Lumis is a highly respected, veteran writer, educator and champion of the arts in the L.A. region. She works with kids, with college students, and with her community at large. She’s also curated anthologies, literary magazines, and poetry festivals.
And, yet, for all of Lumis’ merits, her life story makes for better reading than “How I Didn’t Get Myself to a Nunnery,” the poem the prestigious New Yorker selected for this week’s edition.
To be sure, the poem is mature and savvy, written with laborious know-how. It’s got some spunk to it, too. Enough grit to keep it light on its feet. But it remains a cool choreographed dance, swift as a Jennifer Lopez music video. Here, there is no seasoned Madonna showing the world how the big girls truly get down.
How I Didn’t Get Myself to a Nunnery
That girl they found ensconced in mud and loam,
she wasn’t me. Small wonder, though, they jumped.
To a conclusion. Water puffs you up,
and we pale Slavic girls looked much alike—
back then. Deprivation smooths you out.
Yes, that was the season of self-drowned maids,
heart-to-hearts with skulls, great minds overthrown.
And minds that could be great if they could just
come up for air. Not in that town. Something stank.
But me, I drifted on. I like rivers.
And I’m all right with flowers. I floated
on a bed of roses—well, O.K., rue
and columbine. It bore me up not down.
That night I made a circle with my thumb
and finger, like a lens, and peered through it
at the moon—mine, all mine. My kissed-white moon.
“Moon River wider than a . . .” Mancini/
Mercer wrote that, sure, but I wrote it first.

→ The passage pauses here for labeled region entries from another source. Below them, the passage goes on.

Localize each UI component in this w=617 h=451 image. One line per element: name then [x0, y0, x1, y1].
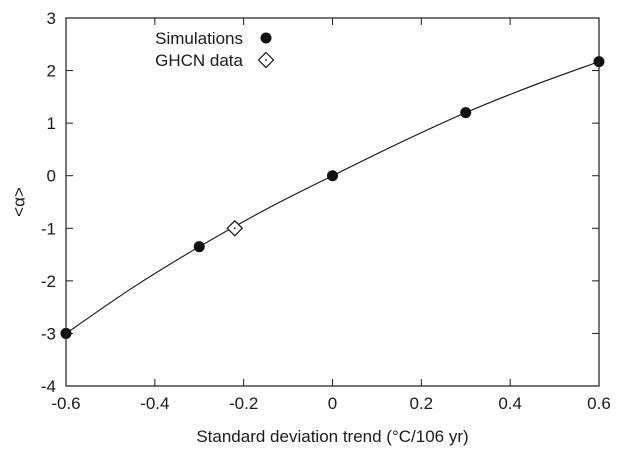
points-layer	[60, 56, 605, 339]
legend-label: Simulations	[155, 29, 243, 48]
simulation-point	[460, 107, 472, 119]
legend: Simulations GHCN data	[155, 29, 275, 70]
x-tick-label: 0.4	[498, 394, 522, 413]
x-tick-label: 0	[328, 394, 337, 413]
ghcn-data-point-center	[233, 227, 236, 230]
y-tick-label: 3	[47, 9, 56, 28]
legend-marker-simulations	[260, 32, 272, 44]
fit-curve-line	[65, 61, 600, 334]
simulation-point	[193, 241, 205, 253]
y-tick-label: -4	[41, 377, 56, 396]
curve-layer	[65, 61, 600, 334]
legend-marker-ghcn-center	[265, 59, 267, 61]
x-tick-label: -0.6	[51, 394, 80, 413]
plot-frame	[65, 17, 600, 387]
x-tick-label: 0.2	[410, 394, 434, 413]
y-tick-label: -2	[41, 272, 56, 291]
y-tick-label: 1	[47, 114, 56, 133]
y-tick-label: -1	[41, 219, 56, 238]
y-tick-label: 0	[47, 167, 56, 186]
x-axis-title: Standard deviation trend (°C/106 yr)	[196, 427, 468, 446]
x-tick-label: -0.4	[140, 394, 169, 413]
legend-label: GHCN data	[155, 51, 243, 70]
ticks-layer: -0.6 -0.4 -0.2 0 0.2 0.4 0.6 3 2 1 0 -1 -2 -3 -4	[41, 9, 611, 413]
simulation-point	[327, 170, 338, 182]
x-tick-label: 0.6	[587, 394, 611, 413]
y-tick-label: -3	[41, 324, 56, 343]
x-tick-label: -0.2	[229, 394, 258, 413]
y-tick-label: 2	[47, 62, 56, 81]
y-axis-title: <α>	[9, 187, 28, 217]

You wonder where I’m going with all this?
Where water goes. It empties into sea.
Sold! I’d take it—the sea or a fresh life.
Some other life. A good man—good enough,
fair—fished me out. He’d come to quench his thirst.

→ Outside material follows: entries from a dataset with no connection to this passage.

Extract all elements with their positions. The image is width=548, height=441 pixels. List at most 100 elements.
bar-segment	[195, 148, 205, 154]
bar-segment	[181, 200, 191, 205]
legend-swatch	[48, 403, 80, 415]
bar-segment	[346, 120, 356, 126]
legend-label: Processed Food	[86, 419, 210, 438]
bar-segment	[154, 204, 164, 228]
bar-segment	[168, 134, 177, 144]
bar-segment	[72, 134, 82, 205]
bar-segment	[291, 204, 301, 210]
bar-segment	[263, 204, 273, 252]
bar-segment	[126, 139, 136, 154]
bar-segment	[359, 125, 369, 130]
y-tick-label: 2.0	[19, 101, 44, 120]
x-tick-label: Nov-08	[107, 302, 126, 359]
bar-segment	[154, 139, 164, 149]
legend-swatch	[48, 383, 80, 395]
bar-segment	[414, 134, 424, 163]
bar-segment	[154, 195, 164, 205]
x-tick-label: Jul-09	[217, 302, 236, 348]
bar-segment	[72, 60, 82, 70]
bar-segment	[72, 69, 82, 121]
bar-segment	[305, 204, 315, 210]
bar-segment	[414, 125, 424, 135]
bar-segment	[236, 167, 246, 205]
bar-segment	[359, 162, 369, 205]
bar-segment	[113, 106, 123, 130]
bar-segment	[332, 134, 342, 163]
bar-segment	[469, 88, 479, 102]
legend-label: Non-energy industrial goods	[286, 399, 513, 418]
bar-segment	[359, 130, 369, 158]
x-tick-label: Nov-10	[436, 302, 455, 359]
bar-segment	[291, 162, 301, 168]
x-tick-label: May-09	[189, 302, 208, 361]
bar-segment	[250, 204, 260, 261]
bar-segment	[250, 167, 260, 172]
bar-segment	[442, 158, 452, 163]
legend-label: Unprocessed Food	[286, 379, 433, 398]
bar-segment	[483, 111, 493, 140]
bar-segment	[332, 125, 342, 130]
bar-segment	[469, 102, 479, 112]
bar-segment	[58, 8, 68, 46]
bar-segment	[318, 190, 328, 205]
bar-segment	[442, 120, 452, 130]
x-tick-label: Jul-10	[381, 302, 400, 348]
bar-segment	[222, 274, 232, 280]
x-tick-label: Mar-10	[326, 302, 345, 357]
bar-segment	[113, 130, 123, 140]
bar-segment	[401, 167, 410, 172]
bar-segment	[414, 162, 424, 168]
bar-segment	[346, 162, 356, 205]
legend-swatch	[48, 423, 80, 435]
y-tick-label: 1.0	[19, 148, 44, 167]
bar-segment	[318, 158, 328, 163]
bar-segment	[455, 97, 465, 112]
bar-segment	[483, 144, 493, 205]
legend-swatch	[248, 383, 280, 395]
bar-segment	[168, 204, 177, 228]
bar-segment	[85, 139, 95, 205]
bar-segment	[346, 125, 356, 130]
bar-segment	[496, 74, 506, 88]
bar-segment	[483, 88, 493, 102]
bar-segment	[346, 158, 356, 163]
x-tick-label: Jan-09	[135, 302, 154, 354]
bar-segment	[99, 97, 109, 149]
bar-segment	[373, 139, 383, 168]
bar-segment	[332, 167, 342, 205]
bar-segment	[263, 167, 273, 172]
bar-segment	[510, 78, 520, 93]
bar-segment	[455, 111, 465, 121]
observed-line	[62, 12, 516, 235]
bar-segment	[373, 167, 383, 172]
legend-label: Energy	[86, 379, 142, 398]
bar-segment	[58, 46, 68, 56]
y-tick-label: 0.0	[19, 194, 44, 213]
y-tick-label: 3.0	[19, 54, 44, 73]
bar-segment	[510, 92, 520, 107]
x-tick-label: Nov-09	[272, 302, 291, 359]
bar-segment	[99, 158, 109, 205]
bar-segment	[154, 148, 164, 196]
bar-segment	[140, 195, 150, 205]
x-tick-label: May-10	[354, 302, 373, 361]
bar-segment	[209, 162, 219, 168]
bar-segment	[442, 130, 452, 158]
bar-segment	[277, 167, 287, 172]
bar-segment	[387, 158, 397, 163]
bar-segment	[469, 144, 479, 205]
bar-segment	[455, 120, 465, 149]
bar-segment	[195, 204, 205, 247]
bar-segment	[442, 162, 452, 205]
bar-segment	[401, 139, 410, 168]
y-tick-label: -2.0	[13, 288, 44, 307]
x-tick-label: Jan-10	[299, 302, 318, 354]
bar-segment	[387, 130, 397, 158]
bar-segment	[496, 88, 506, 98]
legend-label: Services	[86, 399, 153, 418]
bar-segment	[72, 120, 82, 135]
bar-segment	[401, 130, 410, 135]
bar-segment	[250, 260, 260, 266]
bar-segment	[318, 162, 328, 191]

No sun-god prince, of course, like him I’d loved,
still loved. (Some loves don’t die; not even murder
kills them.) I married his thatched hut, hatched chicks—
kids running underfoot. Don’t cry for me,
Denmark. I’d learned the art of compromise
back there, in the black castle—then came blood,
ghosts. Something in me burst. If not lover,
father, king, then whom can you trust? Alone,
I took up some playing cards. I played them
into skinny air. A voice said, Swim or drown.
It said: Your house caught fire, flood, caught fear—
it’s coming down. No one loves you now, here.
By land or water, girl, get outta town.